The big image of the week is The Golden Calf. The ultimate u-turn of unconsciousness. The biggest, shiniest, recidivist party in Torah. The Israelites blow it big, and model for us how to be deaf, dumb, blind, impatient, and afraid. Not an example to follow, but a familiar enough one for most of us to recognize.
Like the comfort foods of childhood, some things exert a strong pull. The imagery of the 1950s Ten Commandments movie is one of those for me. While seemingly silly in our pixilated age, the images are still iconic. Everyone singing and dancing around a giant golden idol like they’re at an ecstasy-fueled rave, oblivious to their recently granted state of grace. The issue isn’t how many commandments the idol violates but what it represents.
After several margaritas, one of my friends told me about her “bad boy” phase. Choosing the gnarly motorcycle rider over the safe doctor. Enjoying sex, drugs, rock and roll instead of working in grad school or a career. We’ve all been somewhere similar, whether the siren is singing about sex, money, or rampant desire in another costume. Gimme, now! Feed me, now!

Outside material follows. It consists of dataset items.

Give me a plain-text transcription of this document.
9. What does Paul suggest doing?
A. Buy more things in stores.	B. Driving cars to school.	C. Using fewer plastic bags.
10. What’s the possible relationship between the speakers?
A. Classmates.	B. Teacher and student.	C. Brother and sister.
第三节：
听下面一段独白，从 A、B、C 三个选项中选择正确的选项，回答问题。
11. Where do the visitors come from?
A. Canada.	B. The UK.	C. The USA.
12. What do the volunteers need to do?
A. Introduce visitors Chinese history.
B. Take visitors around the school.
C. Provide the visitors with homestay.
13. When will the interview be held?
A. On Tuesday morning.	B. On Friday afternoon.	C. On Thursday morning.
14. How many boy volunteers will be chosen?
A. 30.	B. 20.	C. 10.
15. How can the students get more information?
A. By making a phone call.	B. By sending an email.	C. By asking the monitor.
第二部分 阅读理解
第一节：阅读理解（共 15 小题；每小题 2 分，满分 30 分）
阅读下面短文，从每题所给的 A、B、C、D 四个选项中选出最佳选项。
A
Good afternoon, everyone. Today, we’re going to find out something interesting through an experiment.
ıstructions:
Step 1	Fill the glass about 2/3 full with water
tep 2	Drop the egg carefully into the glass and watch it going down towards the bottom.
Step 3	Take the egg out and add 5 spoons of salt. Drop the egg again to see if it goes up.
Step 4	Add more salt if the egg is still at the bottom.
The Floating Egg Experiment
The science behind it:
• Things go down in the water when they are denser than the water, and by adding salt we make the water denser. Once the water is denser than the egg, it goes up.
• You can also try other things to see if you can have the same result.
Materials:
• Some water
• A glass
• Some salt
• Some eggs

More is better! Now! Now! Now!
The old saying about plumbers goes All you gotta know is that water flows downhill. That’s us, tumbling towards the abyss of our old bad habits. Our internalized bad boy reminding us once again that we don’t deserve better. We roll belly up what we’ve known and done before, no matter how bad for us it may be. We screw up the good we worked so very very hard to earn.

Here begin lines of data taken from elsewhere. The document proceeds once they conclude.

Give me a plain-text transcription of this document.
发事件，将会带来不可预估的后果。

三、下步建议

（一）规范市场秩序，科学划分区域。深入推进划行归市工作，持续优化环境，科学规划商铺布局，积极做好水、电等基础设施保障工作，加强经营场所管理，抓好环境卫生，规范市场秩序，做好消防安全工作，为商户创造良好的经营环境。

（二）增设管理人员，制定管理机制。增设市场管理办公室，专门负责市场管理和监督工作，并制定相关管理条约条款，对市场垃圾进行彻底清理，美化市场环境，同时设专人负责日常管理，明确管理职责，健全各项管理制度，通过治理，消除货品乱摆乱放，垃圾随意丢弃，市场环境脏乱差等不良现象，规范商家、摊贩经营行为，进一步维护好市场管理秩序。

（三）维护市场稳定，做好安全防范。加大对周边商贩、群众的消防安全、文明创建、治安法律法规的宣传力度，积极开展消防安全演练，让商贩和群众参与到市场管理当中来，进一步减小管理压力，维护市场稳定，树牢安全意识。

Is there an antidote to this psychic kryptonite?
No quick dose in Torah. We’re given forty years of wandering to make up for the calf. In our real lives, bad decisions cost us years of heartache, with sides of shame, debt, and worse.
One of the images this parshah evokes is not the smashed tablets or the mass frenzy. Rather, a kid blindfolded and spun thrice around and back at the beginning of a game. Lost and confused. How you feel when you genuinely don’t know why you’ve done what you’ve done, or what to do next, or next after that.
For all the noise and glitter, the reading invokes a quiet sobriety. Sadness about having made a bad wrong turn. One that requires not only remediation, but a depth of self-examination deeper than you’ve done before.
Lip service won’t be enough. You’re going to have to actually commit. To getting it right. To the long hard slogging path through the desert. To change.
Dig deep. Keep marching. One foot, one year, after another.
Along the way there are many teachings. Ones you want and ones you’d prefer to never know about. Lessons you can go to a movie the night before and still get an A+ on your exam. Others that will spin you in circles so wide and scary that you’ll long to tear off your blindfold.
Don’t get lost in the slogging. Keep an eye out for those feelings. Because if you can catch one at just the right moment, you can reclaim something important you might not even remember you’ve lost.